A further limitation of this study is the small sample size in specific CAD-RADS categories, particularly in CAD-RADS-4 and CAD-RADS-5, which could impact the statistical power of subgroup analyses. Although we included all patients who underwent CCTA within the specified time period, the limited number of participants in these categories may reduce the ability to detect statistically significant differences. Nevertheless, we believe the findings, especially those highlighting gender-specific differences in lipid profiles, provide valuable insights. Future studies with larger sample sizes, particularly targeting these specific subgroups, are needed to provide more reliable and generalized insights into these categories.
Additionally, the retrospective design and missing or inconsistent data in patient records limited our ability to include important confounding variables such as comorbidities, medication use, lifestyle factors, and socioeconomic status. However, the key findings of our study highlight meaningful relationships based on the available data and offer valuable contributions to the literature. Future studies should prospectively collect these factors and control for them using multivariate analyses. Finally, as a single-center, retrospective observational study, it may be subject to selection bias. In particular, variations in clinical practices and patient populations across different centers may restrict the generalizability of our findings. Therefore, larger-scale, multi-center, and prospective studies are needed to strengthen these findings.
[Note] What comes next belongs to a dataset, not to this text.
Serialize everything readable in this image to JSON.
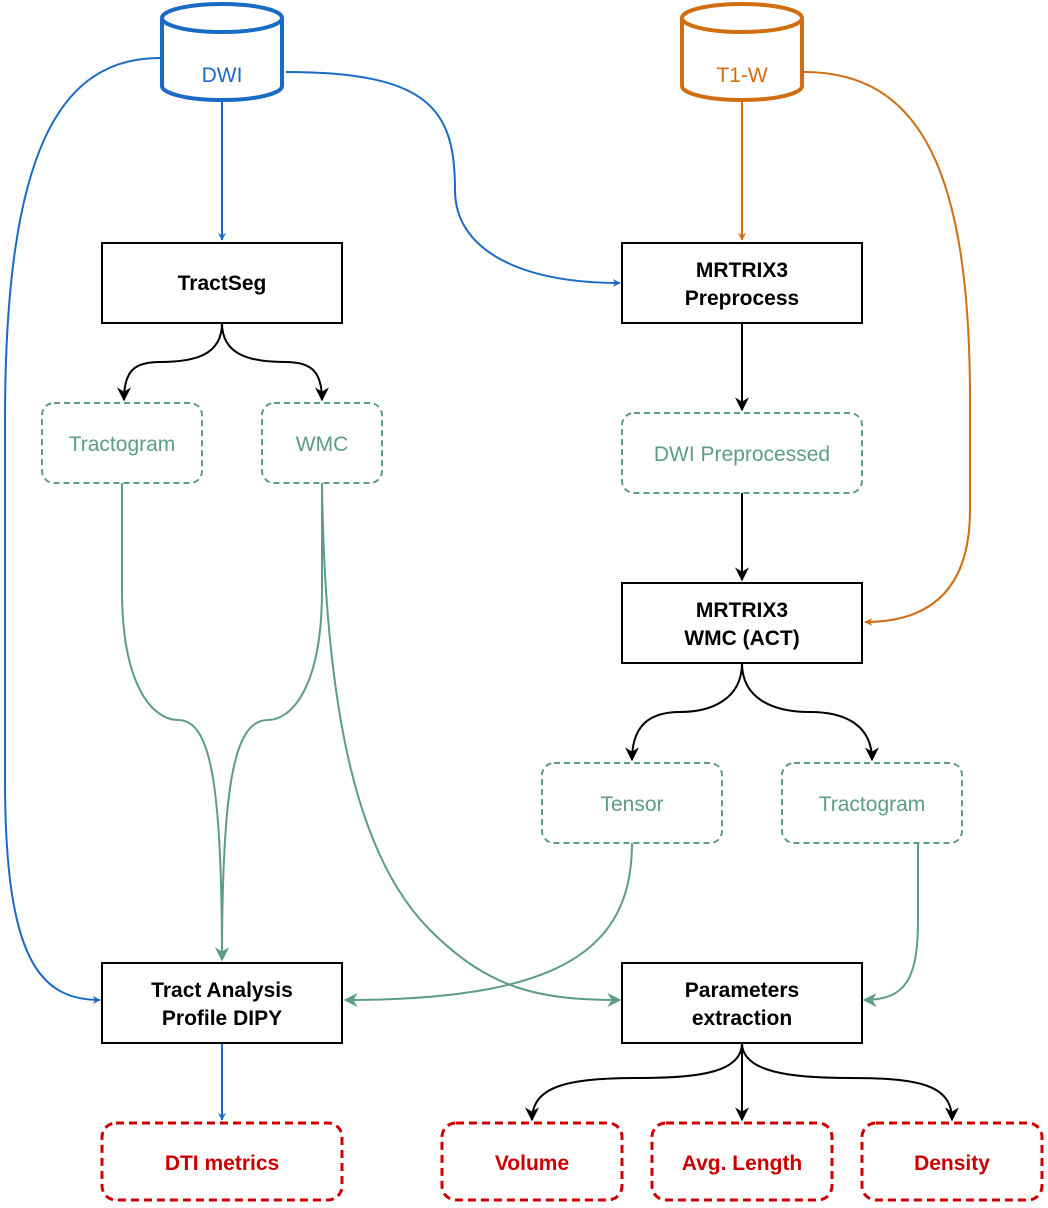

This study highlights the importance of considering gender differences when evaluating the relationship between MHR, atherogenic indices, CAD severity, and ICA necessity. While initial analyses suggested that these markers might predict the need for invasive angiography, gender-based subgroup analyses revealed no significant relationships, indicating that gender differences in HDL cholesterol levels may influence these findings. Future studies should incorporate gender-balanced populations and prospective methodologies to further validate these observations.